Challenges and Learnings

  • Ongoing threats - habitat loss, climate change, overabundant geese, sea-level rise.
  • Societal disconnect from nature erodes traditional support.
  • New insights from surveys: broad public valuation of wetland benefits (clean water, flood control, recreation); need for adaptive public-engagement frameworks mirroring harvest/habitat models.

Where We’re Going

  • Create “pathways to participation” linking waterfowl conservation to broader societal benefits (health, clean water, sustainable food).
  • Leverage ecosystem services and “green infrastructure” funding.
  • Build adaptive capacity for public engagement using stakeholder data and model-based objectives.

Reflections

The NAWMP’s 32-year success stems from science-based adaptation and partnerships. The 2012 “people” goal has accelerated integration; the community is now poised to broaden support while staying focused on waterfowl.

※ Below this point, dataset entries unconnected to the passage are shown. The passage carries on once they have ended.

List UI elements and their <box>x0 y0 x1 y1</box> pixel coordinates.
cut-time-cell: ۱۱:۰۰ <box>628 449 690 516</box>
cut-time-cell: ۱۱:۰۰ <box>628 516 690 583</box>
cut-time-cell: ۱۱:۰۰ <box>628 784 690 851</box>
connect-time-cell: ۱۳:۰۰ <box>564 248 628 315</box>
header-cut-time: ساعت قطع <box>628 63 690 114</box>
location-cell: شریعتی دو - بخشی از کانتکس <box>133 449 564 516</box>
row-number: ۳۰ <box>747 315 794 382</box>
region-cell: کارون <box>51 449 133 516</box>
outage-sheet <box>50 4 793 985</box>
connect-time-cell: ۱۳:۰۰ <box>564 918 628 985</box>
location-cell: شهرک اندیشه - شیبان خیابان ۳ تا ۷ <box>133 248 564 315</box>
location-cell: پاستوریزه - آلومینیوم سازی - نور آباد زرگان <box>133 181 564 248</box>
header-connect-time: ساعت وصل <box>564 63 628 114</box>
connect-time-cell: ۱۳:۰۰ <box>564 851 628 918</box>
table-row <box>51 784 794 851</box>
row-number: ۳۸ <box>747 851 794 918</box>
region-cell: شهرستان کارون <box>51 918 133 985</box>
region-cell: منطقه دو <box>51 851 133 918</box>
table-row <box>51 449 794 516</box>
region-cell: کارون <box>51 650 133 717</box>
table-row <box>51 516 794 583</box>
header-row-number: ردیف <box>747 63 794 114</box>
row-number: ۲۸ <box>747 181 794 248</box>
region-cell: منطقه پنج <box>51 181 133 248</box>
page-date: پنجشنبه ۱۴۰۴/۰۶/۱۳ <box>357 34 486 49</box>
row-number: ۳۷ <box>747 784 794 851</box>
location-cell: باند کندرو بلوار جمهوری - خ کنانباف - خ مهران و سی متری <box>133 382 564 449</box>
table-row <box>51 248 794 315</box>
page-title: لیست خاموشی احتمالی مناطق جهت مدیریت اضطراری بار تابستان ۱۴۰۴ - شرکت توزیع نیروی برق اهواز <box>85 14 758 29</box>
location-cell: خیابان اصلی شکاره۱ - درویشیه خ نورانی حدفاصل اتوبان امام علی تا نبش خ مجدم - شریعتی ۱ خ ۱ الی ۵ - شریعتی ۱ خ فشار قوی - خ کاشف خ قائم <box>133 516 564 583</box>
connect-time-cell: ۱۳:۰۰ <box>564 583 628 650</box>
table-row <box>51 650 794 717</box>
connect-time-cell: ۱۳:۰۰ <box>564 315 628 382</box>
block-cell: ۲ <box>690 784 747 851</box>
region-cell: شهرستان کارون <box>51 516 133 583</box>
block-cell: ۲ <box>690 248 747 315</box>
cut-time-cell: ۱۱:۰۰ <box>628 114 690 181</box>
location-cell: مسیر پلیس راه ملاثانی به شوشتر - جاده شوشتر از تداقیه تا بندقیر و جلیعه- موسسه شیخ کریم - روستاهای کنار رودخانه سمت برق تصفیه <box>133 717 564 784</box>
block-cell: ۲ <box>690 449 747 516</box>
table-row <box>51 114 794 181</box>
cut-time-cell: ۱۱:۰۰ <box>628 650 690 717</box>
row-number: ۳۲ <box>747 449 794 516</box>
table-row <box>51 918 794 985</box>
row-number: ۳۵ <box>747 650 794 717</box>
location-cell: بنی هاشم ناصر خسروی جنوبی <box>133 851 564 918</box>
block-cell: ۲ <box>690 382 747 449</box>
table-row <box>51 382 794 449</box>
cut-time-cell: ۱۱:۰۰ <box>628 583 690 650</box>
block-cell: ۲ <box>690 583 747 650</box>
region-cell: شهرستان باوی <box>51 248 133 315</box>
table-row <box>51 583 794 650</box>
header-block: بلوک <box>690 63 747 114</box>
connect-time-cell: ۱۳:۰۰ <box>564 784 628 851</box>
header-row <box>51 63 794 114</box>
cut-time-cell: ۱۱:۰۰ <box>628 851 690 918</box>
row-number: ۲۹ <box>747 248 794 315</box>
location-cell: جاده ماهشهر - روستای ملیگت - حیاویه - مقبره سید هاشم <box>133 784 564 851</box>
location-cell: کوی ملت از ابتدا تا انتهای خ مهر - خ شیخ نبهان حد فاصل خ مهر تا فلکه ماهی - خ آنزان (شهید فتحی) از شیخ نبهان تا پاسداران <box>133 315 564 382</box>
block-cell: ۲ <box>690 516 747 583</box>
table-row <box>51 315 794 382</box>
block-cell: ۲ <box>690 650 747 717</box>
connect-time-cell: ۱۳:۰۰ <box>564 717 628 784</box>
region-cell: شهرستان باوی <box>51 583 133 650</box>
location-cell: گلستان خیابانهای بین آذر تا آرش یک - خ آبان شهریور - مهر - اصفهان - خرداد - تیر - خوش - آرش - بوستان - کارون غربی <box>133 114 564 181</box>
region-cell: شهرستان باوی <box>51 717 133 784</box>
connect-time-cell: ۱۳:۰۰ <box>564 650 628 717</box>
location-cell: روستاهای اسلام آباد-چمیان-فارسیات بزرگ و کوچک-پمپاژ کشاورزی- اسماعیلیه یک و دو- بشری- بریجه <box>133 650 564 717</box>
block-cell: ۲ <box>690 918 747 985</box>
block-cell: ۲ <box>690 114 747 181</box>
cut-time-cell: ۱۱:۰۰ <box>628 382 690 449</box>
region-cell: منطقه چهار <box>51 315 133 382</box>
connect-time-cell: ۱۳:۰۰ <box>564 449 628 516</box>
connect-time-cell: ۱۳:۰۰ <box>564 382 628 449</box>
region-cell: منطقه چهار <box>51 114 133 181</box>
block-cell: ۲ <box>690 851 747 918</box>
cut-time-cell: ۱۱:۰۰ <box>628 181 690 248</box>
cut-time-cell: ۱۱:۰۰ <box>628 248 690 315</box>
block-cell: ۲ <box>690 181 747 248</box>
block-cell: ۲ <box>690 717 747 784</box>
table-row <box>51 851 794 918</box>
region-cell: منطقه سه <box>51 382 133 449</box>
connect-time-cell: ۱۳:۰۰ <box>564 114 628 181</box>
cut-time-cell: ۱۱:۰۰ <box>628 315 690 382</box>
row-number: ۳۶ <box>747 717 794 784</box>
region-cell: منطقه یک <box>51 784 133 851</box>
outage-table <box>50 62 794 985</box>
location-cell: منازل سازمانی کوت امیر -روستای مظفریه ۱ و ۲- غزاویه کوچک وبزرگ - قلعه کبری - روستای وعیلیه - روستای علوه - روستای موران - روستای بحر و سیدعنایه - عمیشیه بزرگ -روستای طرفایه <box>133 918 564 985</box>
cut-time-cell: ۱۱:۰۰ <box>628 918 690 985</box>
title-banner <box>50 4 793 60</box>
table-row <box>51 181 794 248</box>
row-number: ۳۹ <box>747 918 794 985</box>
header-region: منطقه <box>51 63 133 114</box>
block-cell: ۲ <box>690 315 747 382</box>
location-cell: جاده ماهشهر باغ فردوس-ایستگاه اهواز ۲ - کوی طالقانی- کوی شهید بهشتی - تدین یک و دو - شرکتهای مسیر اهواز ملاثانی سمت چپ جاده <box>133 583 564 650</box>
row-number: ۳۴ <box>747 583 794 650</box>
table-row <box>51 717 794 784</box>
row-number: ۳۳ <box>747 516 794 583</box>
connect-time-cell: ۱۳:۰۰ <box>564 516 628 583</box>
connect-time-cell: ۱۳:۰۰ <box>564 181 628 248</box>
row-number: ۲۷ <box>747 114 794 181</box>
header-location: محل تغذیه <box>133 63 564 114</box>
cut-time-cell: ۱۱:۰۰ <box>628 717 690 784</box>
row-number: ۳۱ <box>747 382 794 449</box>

Eight Recommendations for 2018 to 2028

  1. Focus actions on habitat/population objectives + integrate social science.
  2. Help people understand recreation opportunities and societal benefits.
  3. Compel action to conserve habitat (full stakeholder-survey analysis + engagement strategy by 2020).
  4. Identify priority landscapes for waterfowl and people.
  5. Review/update objectives every 10 years.
  6. Share knowledge to integrate habitat, waterfowl, and people's needs.
  7. Bolster training for future professionals.
  8. Replace Interim Integration Committee with liaisons + ex officio members.

The Update reinforced “think continentally, integrate locally” and positions the NAWMP community to sustain abundant waterfowl, resilient habitats, and growing public support amid changing social-ecological conditions.